The National Digital Health Mission is an important part of the National Digital Health Blueprint introduced in 2019. The government of India inaugurated this important mission on August 15, 2020, to transform the country’s healthcare system through advanced digital technologies. It will help connect all the different stakeholders in the healthcare system by using digital networks and remove the communication gap between them.
Overview of the National Digital Health Mission
| Name of the Mission | National Digital Health Mission |
| Date of Commencement | 15th August 2020 |
| Name of the Ministry | National health mission under the Ministry of health and Family Welfare |
| Main Goal | To create a National digital health network for universal healthcare |
| Official site | www.niti.gov.in |
Objective of the National Digital Health Mission
The Government of India introduced the National Digital Health Mission under the Ministry of Health and Family Welfare to achieve the following objectives:
- Handling the digital health infrastructure to ensure smooth and seamless health services.
- Allowing people to access healthcare anywhere in the country.
- Making a standard health record for each person.
- Developing digital health systems and managing the main health data within them.
- Making reliable data of all healthcare facilities, workers, and medicines.
- It also focuses on digital identification, e-signatures, online payment, safe online contracts, and easy digital communication. Requiring all digital health stakeholders in India to follow open standards.

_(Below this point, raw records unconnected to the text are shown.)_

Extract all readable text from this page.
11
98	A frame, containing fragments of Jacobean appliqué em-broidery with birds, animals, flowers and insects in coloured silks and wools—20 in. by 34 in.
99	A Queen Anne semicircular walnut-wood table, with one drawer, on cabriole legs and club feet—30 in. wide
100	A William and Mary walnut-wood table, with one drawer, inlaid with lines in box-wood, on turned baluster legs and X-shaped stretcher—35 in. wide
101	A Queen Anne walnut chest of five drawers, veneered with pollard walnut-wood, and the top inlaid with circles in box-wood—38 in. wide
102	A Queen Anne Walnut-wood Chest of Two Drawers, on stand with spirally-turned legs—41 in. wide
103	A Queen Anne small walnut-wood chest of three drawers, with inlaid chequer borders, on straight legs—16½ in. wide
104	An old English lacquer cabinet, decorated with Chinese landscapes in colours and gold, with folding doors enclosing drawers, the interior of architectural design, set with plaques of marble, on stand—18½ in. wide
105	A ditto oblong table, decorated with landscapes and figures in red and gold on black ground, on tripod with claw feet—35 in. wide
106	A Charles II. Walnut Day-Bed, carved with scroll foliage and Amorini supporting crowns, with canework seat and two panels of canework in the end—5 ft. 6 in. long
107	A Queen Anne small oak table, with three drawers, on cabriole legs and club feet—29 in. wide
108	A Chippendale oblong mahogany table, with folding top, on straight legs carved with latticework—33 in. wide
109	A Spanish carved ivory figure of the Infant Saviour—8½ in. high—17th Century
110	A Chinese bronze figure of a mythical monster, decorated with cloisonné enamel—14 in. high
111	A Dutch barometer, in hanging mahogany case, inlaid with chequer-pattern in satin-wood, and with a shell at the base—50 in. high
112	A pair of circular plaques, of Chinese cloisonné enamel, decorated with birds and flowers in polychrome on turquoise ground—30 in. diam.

- Encouraging private companies to work together with public health institutions.
An important element of the National Digital Health Mission
- Electronic medical record.
- Health ID.
- Efficiency & Responsibility.
- HFR – Health Facility Registry.
- Simplify the services.
- NDHM health records.
- Enhanced research and development activities.
- Support the Government
- Connecting all components of healthcare.
Vision of NDHM
To build a national digital health system that offers safe, affordable, and accessible healthcare for everyone, provides reliable data and digital services, uses open and connected technologies, and protects the privacy and security of personal health information.

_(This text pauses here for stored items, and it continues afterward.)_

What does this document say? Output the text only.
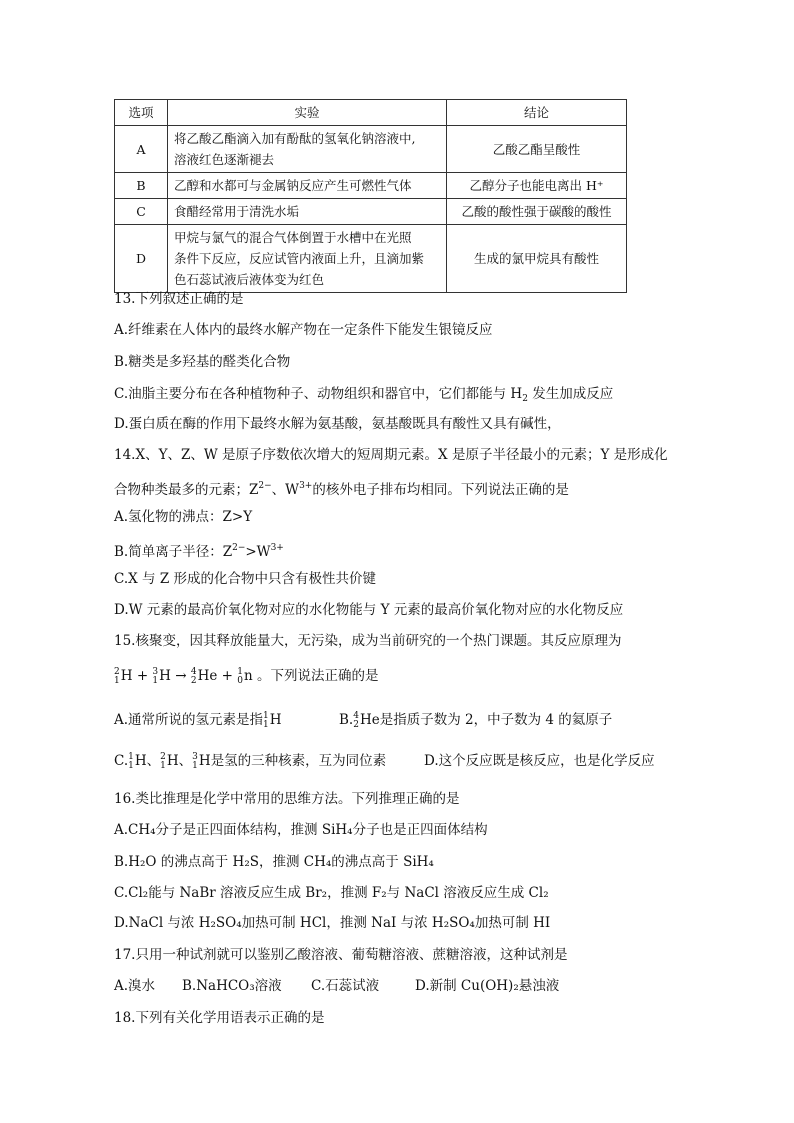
选项	实验	结论
A	将乙酸乙酯滴入加有酚酞的氢氧化钠溶液中,
溶液红色逐渐褪去	乙酸乙酯呈酸性
B	乙醇和水都可与金属钠反应产生可燃性气体	乙醇分子也能电离出 H⁺
C	食醋经常用于清洗水垢	乙酸的酸性强于碳酸的酸性
D	甲烷与氯气的混合气体倒置于水槽中在光照
条件下反应，反应试管内液面上升，且滴加紫
色石蕊试液后液体变为红色	生成的氯甲烷具有酸性
13.下列叙述正确的是
A.纤维素在人体内的最终水解产物在一定条件下能发生银镜反应
B.糖类是多羟基的醛类化合物
C.油脂主要分布在各种植物种子、动物组织和器官中，它们都能与 $H_2$ 发生加成反应
D.蛋白质在酶的作用下最终水解为氨基酸，氨基酸既具有酸性又具有碱性，
14.X、Y、Z、W 是原子序数依次增大的短周期元素。X 是原子半径最小的元素；Y 是形成化
合物种类最多的元素；$Z^{2-}$、$W^{3+}$的核外电子排布均相同。下列说法正确的是
A.氢化物的沸点：Z>Y
B.简单离子半径：$Z^{2-}>W^{3+}$
C.X 与 Z 形成的化合物中只含有极性共价键
D.W 元素的最高价氧化物对应的水化物能与 Y 元素的最高价氧化物对应的水化物反应
15.核聚变，因其释放能量大，无污染，成为当前研究的一个热门课题。其反应原理为
2
1 H + 3
1 H → 4
2 He + 1
0 n 。下列说法正确的是
A.通常所说的氢元素是指 1
1 H	B. 4
2 He是指质子数为 2，中子数为 4 的氦原子
C. 1
1 H、 2
1 H、 3
1 H是氢的三种核素，互为同位素	D.这个反应既是核反应，也是化学反应
16.类比推理是化学中常用的思维方法。下列推理正确的是
A.CH₄分子是正四面体结构，推测 SiH₄分子也是正四面体结构
B.H₂O 的沸点高于 H₂S，推测 CH₄的沸点高于 SiH₄
C.Cl₂能与 NaBr 溶液反应生成 Br₂，推测 F₂与 NaCl 溶液反应生成 Cl₂
D.NaCl 与浓 H₂SO₄加热可制 HCl，推测 NaI 与浓 H₂SO₄加热可制 HI
17.只用一种试剂就可以鉴别乙酸溶液、葡萄糖溶液、蔗糖溶液，这种试剂是
A.溴水 B.NaHCO₃溶液 C.石蕊试液	D.新制 Cu(OH)₂悬浊液
18.下列有关化学用语表示正确的是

Key Obstacles for the NDHM
- Technology access, poverty, and language differences remain major concerns.
- Limited healthcare professionals make true informed consent for data safety hard to achieve.
- This kind of personal information is useful for insurance firms, global researchers, and drug companies.
- Data transfer and migration between states still have many errors and security issues.
- Spending only 1.3% of GDP on health limits India’s ability to offer equal and quality healthcare.